A square of paper had been tacked inside the rectangular outline where it had hung.

Magdalene said, “Aidan, it’s Sahar’s watercolor. The one you gave Francis when he was fifteen, before he left for New York the first time.”

I removed the watercolor from the wall, examining the old mill house rendered in muted grays and greens, the angles of the house feathered into the surrounding meadow grass, resulting in overall softness, almost illusion. I noted Sahar’s initials at the bottom, and then turned the paper over. There was handwriting. I adjusted my spectacles and read aloud, “‘Moonlight Serenade and you, forever.’”

“But, Aidan, I don’t understand … why would Francis take my portrait? And why leave Sahar’s watercolor in its place? More to the point, why was Francis
taken,
Aidan? I told you it was
not
a good idea moving Francis out of California—”
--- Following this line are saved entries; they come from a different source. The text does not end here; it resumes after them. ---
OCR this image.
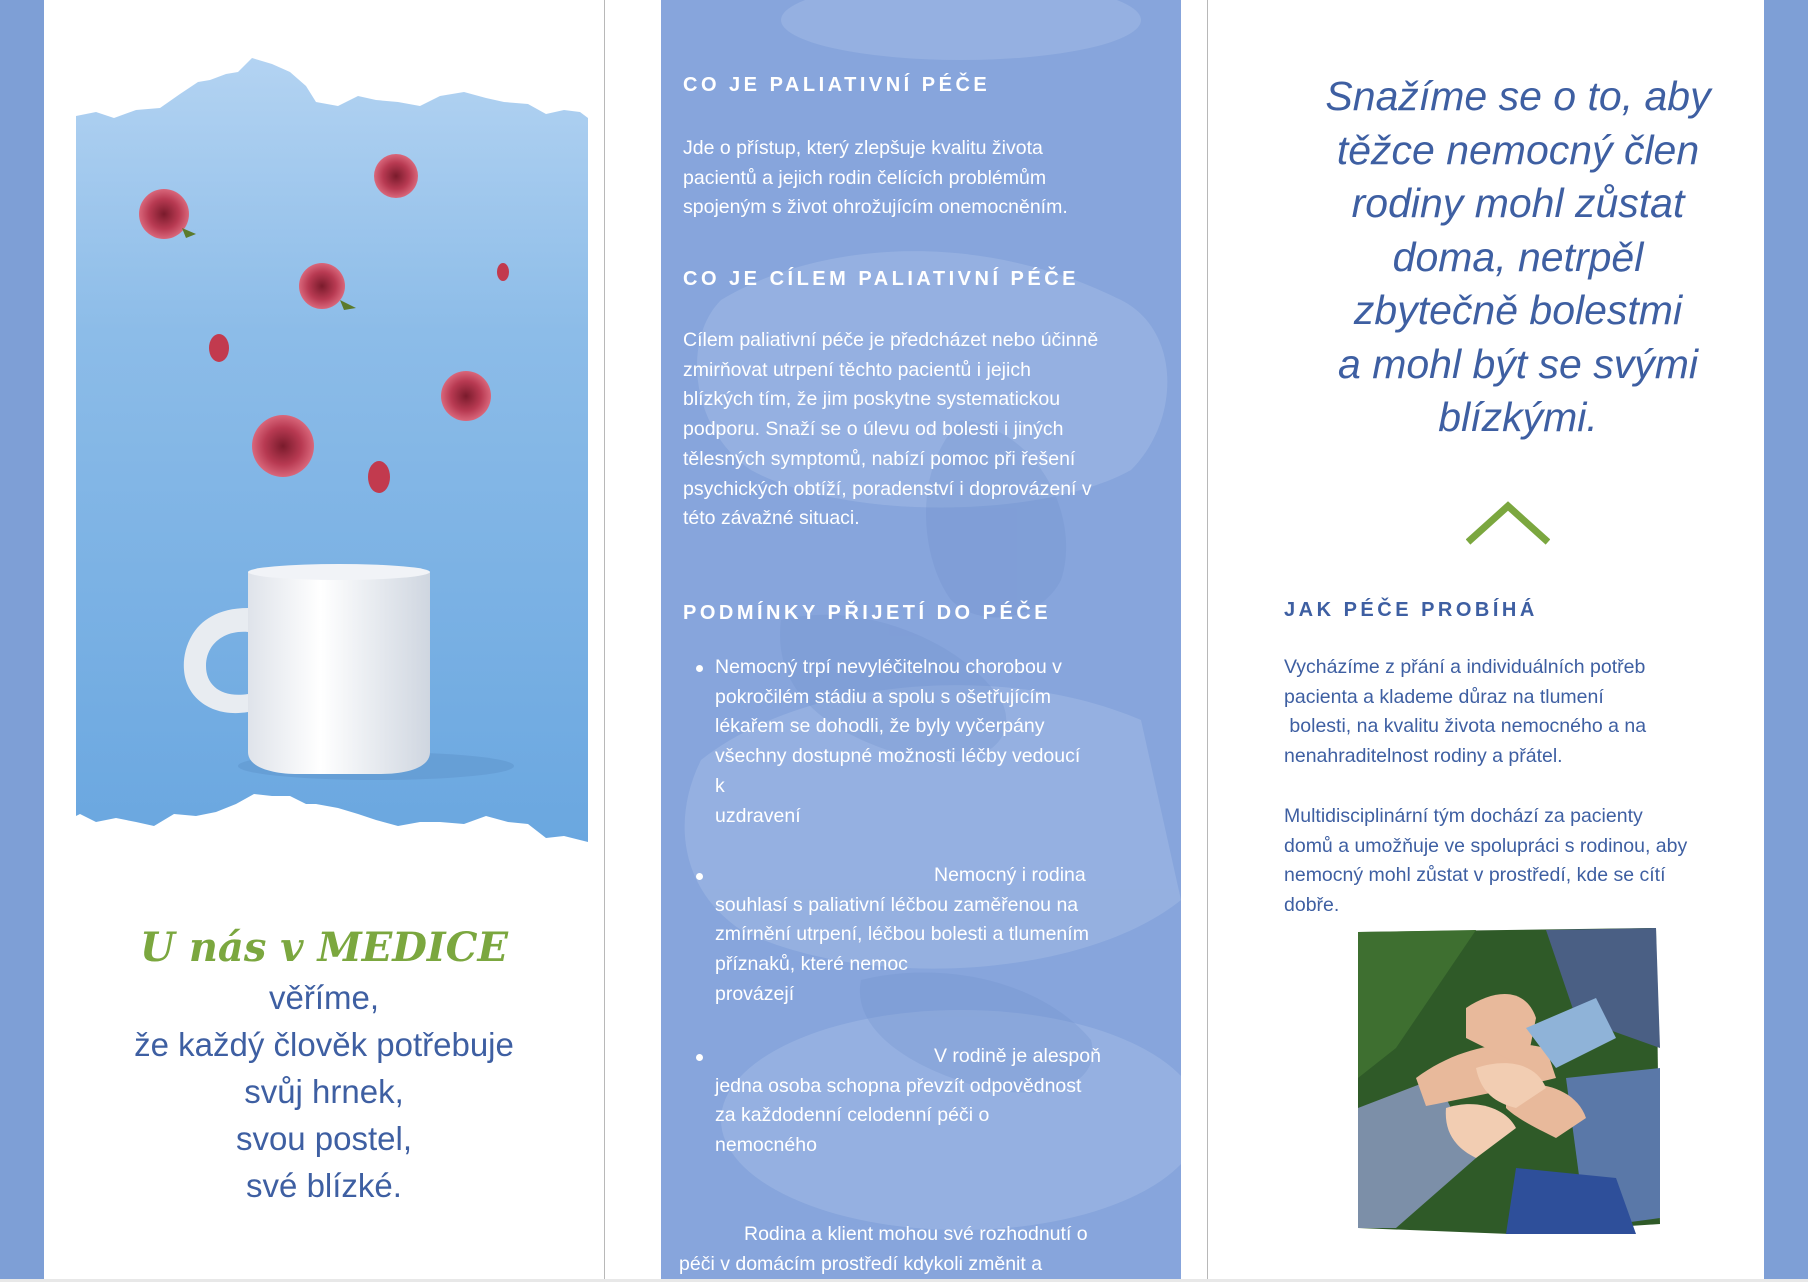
U nás v MEDICE
věříme,
že každý člověk potřebuje
svůj hrnek,
svou postel,
své blízké.
CO JE PALIATIVNÍ PÉČE
Jde o přístup, který zlepšuje kvalitu života
pacientů a jejich rodin čelících problémům
spojeným s život ohrožujícím onemocněním.
CO JE CÍLEM PALIATIVNÍ PÉČE
Cílem paliativní péče je předcházet nebo účinně
zmirňovat utrpení těchto pacientů i jejich
blízkých tím, že jim poskytne systematickou
podporu. Snaží se o úlevu od bolesti i jiných
tělesných symptomů, nabízí pomoc při řešení
psychických obtíží, poradenství i doprovázení v
této závažné situaci.
PODMÍNKY PŘIJETÍ DO PÉČE
Nemocný trpí nevyléčitelnou chorobou v
pokročilém stádiu a spolu s ošetřujícím
lékařem se dohodli, že byly vyčerpány
všechny dostupné možnosti léčby vedoucí
k
uzdravení
Nemocný i rodina
souhlasí s paliativní léčbou zaměřenou na
zmírnění utrpení, léčbou bolesti a tlumením
příznaků, které nemoc
provázejí
V rodině je alespoň
jedna osoba schopna převzít odpovědnost
za každodenní celodenní péči o
nemocného
Rodina a klient mohou své rozhodnutí o
péči v domácím prostředí kdykoli změnit a
Snažíme se o to, aby
těžce nemocný člen
rodiny mohl zůstat
doma, netrpěl
zbytečně bolestmi
a mohl být se svými
blízkými.
JAK PÉČE PROBÍHÁ
Vycházíme z přání a individuálních potřeb
pacienta a klademe důraz na tlumení
bolesti, na kvalitu života nemocného a na
nenahraditelnost rodiny a přátel.
Multidisciplinární tým dochází za pacienty
domů a umožňuje ve spolupráci s rodinou, aby
nemocný mohl zůstat v prostředí, kde se cítí
dobře.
“But he wasn’t taken,” I heard Elyse say, sidling in-between us, surprising me further. “I was reading in bed and heard something, so I cracked my door a bit and saw them coming down the stairs: Daddy, Uncle Buster, and Elena. And Daddy walked out of Grayson House on his own two good legs, Aidan. No shaking at all. Not one quiver. He walked like a regular person. He
did
take Magdalene’s portrait before he left, but he didn’t tack Sahar’s watercolor up.”

Magdalene looked even more stunned. “No shaking? You’re saying he
doesn’t
have—? But why did—?”

“Daddy take your portrait? To remember you by is my best guess.”

“You didn’t confront him,” I interjected. I didn’t dare look at Magdalene.

“No, Aidan,” Elyse said. “There didn’t seem to be a point. I’d already said everything that needed to be said. But I was the one who tacked the watercolor up after Daddy left. I did it so the tacks wouldn’t leave marks, see? Elena gave it to me last night in Daddy’s room. I’m guessing Sahar’s watercolor is something Elena and Daddy passed back and forth through the years—like a message in a bottle. But now they don’t need it. They’ve got the real thing; they’ve got each other again.” She looked at me closely, and I’d have sworn she could see straight through my skin, onto the fiery red ball of guilt eating at my gut.